Pour Jo Lernout, “ce sont les décisions de Philippe Bodson qui ont signé l’arrêt de mort” de L&H

“Pour moi, il n’y aura pas de conséquences privées, même si l’arrêt est lourd”, a affirmé Jo Lernout avant la lecture de l’arrêt lundi devant la cour d’appel de Gand. L’homme espère que le juge apportera de la clarté sur la cause de la faillite : “Je crois toujours que ce n’est pas la fraude qui a causé la faillite. Elle a provoqué des dégâts au sein de l’entreprise mais, finalement, ce sont les décisions de Philippe Bodson (Ndlr, le dernier patron de la société) qui ont signé l’arrêt de mort.”

Jo Lernout évoque le fait que Philippe Bodson n’ait pas accédé à une offre de reprise ou à l’appel qu’il a signé contre la prolongation du concordat.

Jo Lernout n’était pas encore en mesure de dire s’il allait se pourvoir en cassation. Pol Hauspie, lui, n’a pas voulu faire de commentaire avant le début de l’audience. Quant à Nico Willaert, il a déclaré que la justice a aujourd’hui l’occasion de prouver qu’elle ne fait pas de la justice de classe, tout en craignant qu’il soit difficile de trouver un lien de cause entre le préjudice des actionnaires et des accusés, et principalement KMPG et Dexia : “Le contexte de cette banque a changé. Espérons que cela n’ait pas d’influence sur l’arrêt.”

Lernout & Hauspie : 400.000 pages d’instruction, 61 journées d’audience

L’entreprise de technologie vocale a été créée par Jo Lernout, Pol Hauspie et Nico Willaert à la fin des années 1980. Elle a fourni, dans les années 1990, des produits de haute technologie dans le secteur notamment de la reconnaissance vocale. Des milliers de particuliers ont investi dans cette société promise à un brillant avenir mais qui finit en faillite retentissante le 25 octobre 2001.

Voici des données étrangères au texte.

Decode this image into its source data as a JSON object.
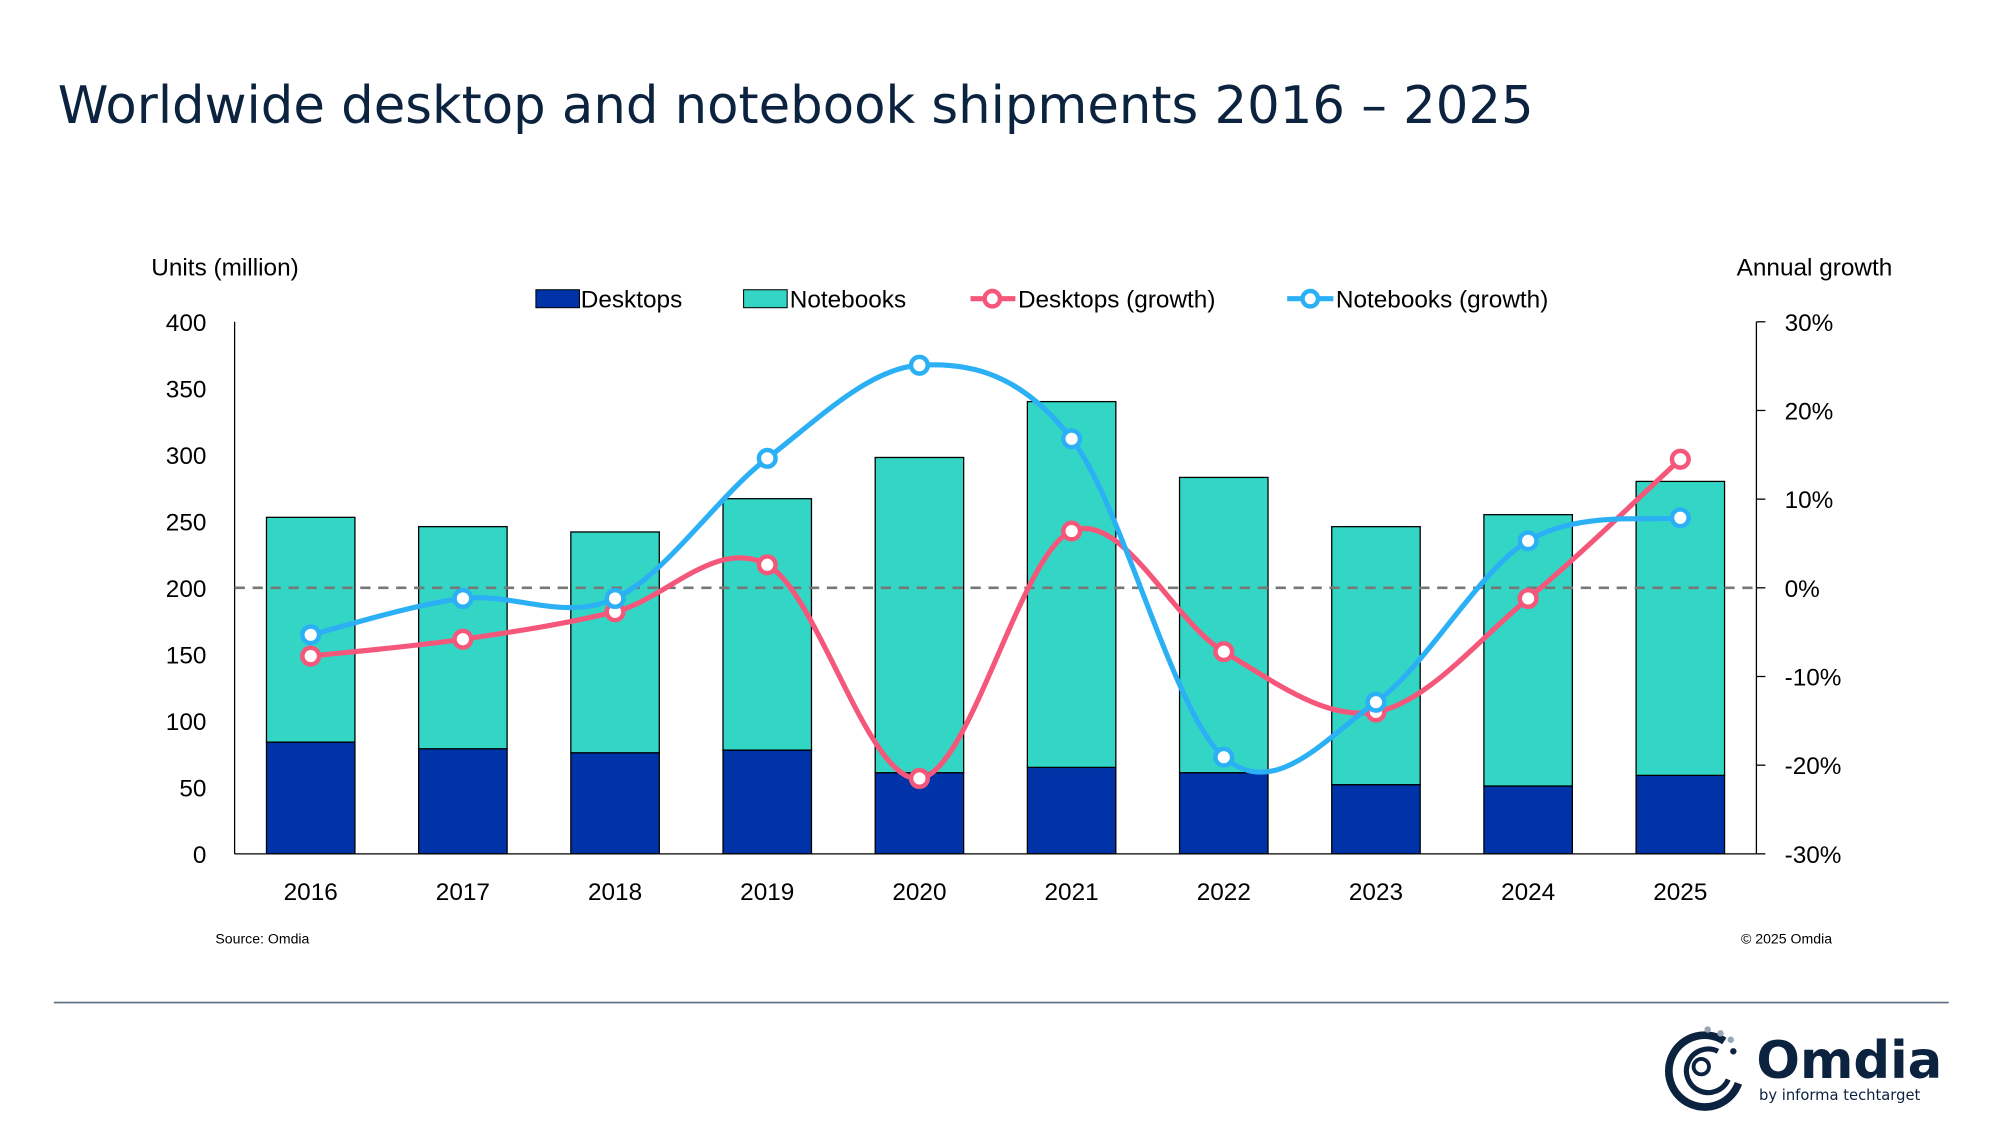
{
  "title": "Worldwide desktop and notebook shipments 2016 – 2025",
  "source": "Source: Omdia",
  "copyright": "© 2025 Omdia",
  "logo": {
    "name": "Omdia",
    "tagline": "by informa techtarget"
  },
  "colors": {
    "desktops": "#0033a8",
    "notebooks": "#33d6c4",
    "desktops_growth": "#f5577a",
    "notebooks_growth": "#2bb0f5",
    "title": "#0c2340"
  },
  "chart_data": {
    "type": "bar+line",
    "categories": [
      "2016",
      "2017",
      "2018",
      "2019",
      "2020",
      "2021",
      "2022",
      "2023",
      "2024",
      "2025"
    ],
    "ylabel": "Units (million)",
    "y2label": "Annual growth",
    "ylim": [
      0,
      400
    ],
    "y2lim": [
      -30,
      30
    ],
    "yticks": [
      "0",
      "50",
      "100",
      "150",
      "200",
      "250",
      "300",
      "350",
      "400"
    ],
    "y2ticks": [
      "-30%",
      "-20%",
      "-10%",
      "0%",
      "10%",
      "20%",
      "30%"
    ],
    "legend_position": "top",
    "series": [
      {
        "name": "Desktops",
        "kind": "stacked-bar",
        "values": [
          84,
          79,
          76,
          78,
          61,
          65,
          61,
          52,
          51,
          59
        ]
      },
      {
        "name": "Notebooks",
        "kind": "stacked-bar",
        "values": [
          169,
          167,
          166,
          189,
          237,
          275,
          222,
          194,
          204,
          221
        ]
      },
      {
        "name": "Desktops (growth)",
        "kind": "line",
        "axis": "right",
        "values": [
          -7.7,
          -5.8,
          -2.7,
          2.6,
          -21.5,
          6.4,
          -7.2,
          -14.0,
          -1.2,
          14.5
        ]
      },
      {
        "name": "Notebooks (growth)",
        "kind": "line",
        "axis": "right",
        "values": [
          -5.3,
          -1.2,
          -1.2,
          14.6,
          25.1,
          16.8,
          -19.1,
          -12.9,
          5.3,
          7.9
        ]
      }
    ]
  }
}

L’enquête aura duré six ans. Les inculpations portent notamment sur des irrégularités dans la comptabilité, des faux en écriture dans les bilans et les comptes annuels, des faux dans les contrats de licence et des manipulations boursières.

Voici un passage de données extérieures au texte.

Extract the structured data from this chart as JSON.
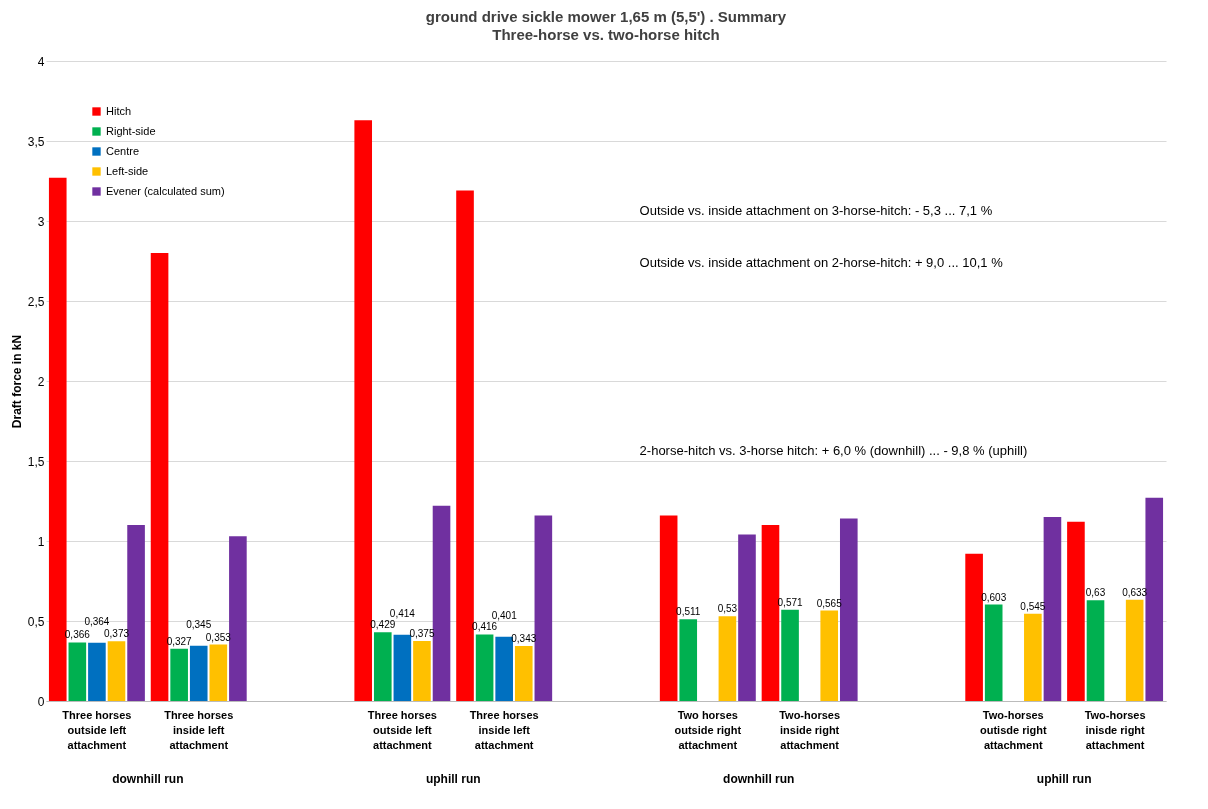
{
  "chart_data": {
    "type": "bar",
    "title": "ground drive sickle mower 1,65 m (5,5') . Summary",
    "subtitle": "Three-horse vs. two-horse hitch",
    "ylabel": "Draft force in kN",
    "categories": [
      "Three horses outside left attachment",
      "Three horses inside left attachment",
      null,
      "Three horses outside left attachment",
      "Three horses inside left attachment",
      null,
      "Two horses outside right attachment",
      "Two-horses inside right attachment",
      null,
      "Two-horses outisde right attachment",
      "Two-horses inisde right attachment"
    ],
    "series": [
      {
        "name": "Hitch",
        "color": "#ff0000",
        "values": [
          3.27,
          2.8,
          null,
          3.63,
          3.19,
          null,
          1.16,
          1.1,
          null,
          0.92,
          1.12
        ]
      },
      {
        "name": "Right-side",
        "color": "#00b050",
        "values": [
          0.366,
          0.327,
          null,
          0.429,
          0.416,
          null,
          0.511,
          0.571,
          null,
          0.603,
          0.63
        ],
        "value_labels": [
          "0,366",
          "0,327",
          null,
          "0,429",
          "0,416",
          null,
          "0,511",
          "0,571",
          null,
          "0,603",
          "0,63"
        ]
      },
      {
        "name": "Centre",
        "color": "#0070c0",
        "values": [
          0.364,
          0.345,
          null,
          0.414,
          0.401,
          null,
          null,
          null,
          null,
          null,
          null
        ],
        "value_labels": [
          "0,364",
          "0,345",
          null,
          "0,414",
          "0,401",
          null,
          null,
          null,
          null,
          null,
          null
        ]
      },
      {
        "name": "Left-side",
        "color": "#ffc000",
        "values": [
          0.373,
          0.353,
          null,
          0.375,
          0.343,
          null,
          0.53,
          0.565,
          null,
          0.545,
          0.633
        ],
        "value_labels": [
          "0,373",
          "0,353",
          null,
          "0,375",
          "0,343",
          null,
          "0,53",
          "0,565",
          null,
          "0,545",
          "0,633"
        ]
      },
      {
        "name": "Evener (calculated sum)",
        "color": "#7030a0",
        "values": [
          1.1,
          1.03,
          null,
          1.22,
          1.16,
          null,
          1.04,
          1.14,
          null,
          1.15,
          1.27
        ]
      }
    ],
    "ylim": [
      0,
      4
    ],
    "yticks": [
      0,
      {
        "value": 0.5,
        "label": "0,5"
      },
      1,
      {
        "value": 1.5,
        "label": "1,5"
      },
      2,
      {
        "value": 2.5,
        "label": "2,5"
      },
      3,
      {
        "value": 3.5,
        "label": "3,5"
      },
      4
    ],
    "grid": "y",
    "legend": "top left",
    "annotations": [
      "Outside vs. inside attachment on 3-horse-hitch: - 5,3 ... 7,1 %",
      "Outside vs. inside attachment on 2-horse-hitch: + 9,0 ... 10,1 %",
      "2-horse-hitch vs. 3-horse hitch: + 6,0 % (downhill) ... - 9,8 % (uphill)",
      "downhill run",
      "uphill run",
      "downhill run",
      "uphill run"
    ]
  }
}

Un des prévenus était juge suppléant auprès du tribunal de commerce d’Ypres, ce qui a entraîné l’application de la règle du “privilège de juridiction”, impliquant l’envoi de l’affaire directement devant une cour d’appel.

Le dossier, fort de 400.000 pages d’instruction auxquelles se sont ajoutées des milliers de pages de conclusions, a nécessité la tenue de 61 journées d’audiences qui se sont déroulées entre le 21 mai 2007 et fin janvier 2009. La lecture de l’arrêt aura lieu dans la salle de la cour d’assises de Gand. Pour autant que les inculpés et leurs avocats soient d’accord, elle pourrait se limiter aux dispositions principales. Faute de quoi, elle prendrait plusieurs jours.

Trends.be, avec Belga

L’action Dexia suspendue lundi à cause du jugement L&H

La cotation de l’action Dexia sera suspendue aujourd’hui lundi à la Bourse de Bruxelles, a annoncé vendredi la Commission bancaire, financière et des assurances. La raison de cette suspension est liée au jugement qui sera rendu dans le cadre de l’affaire Lernout & Hauspie.

Cette suspension a été demandée par Dexia, qui est prévenue dans ce dossier. La suspension de la cotation intervient “dans le cadre de l’attente du jugement de la cour d’appel de Gand dans l’affaire L&H et jusqu’à la publication d’un communiqué de presse de Dexia sur les conclusions du jugement”.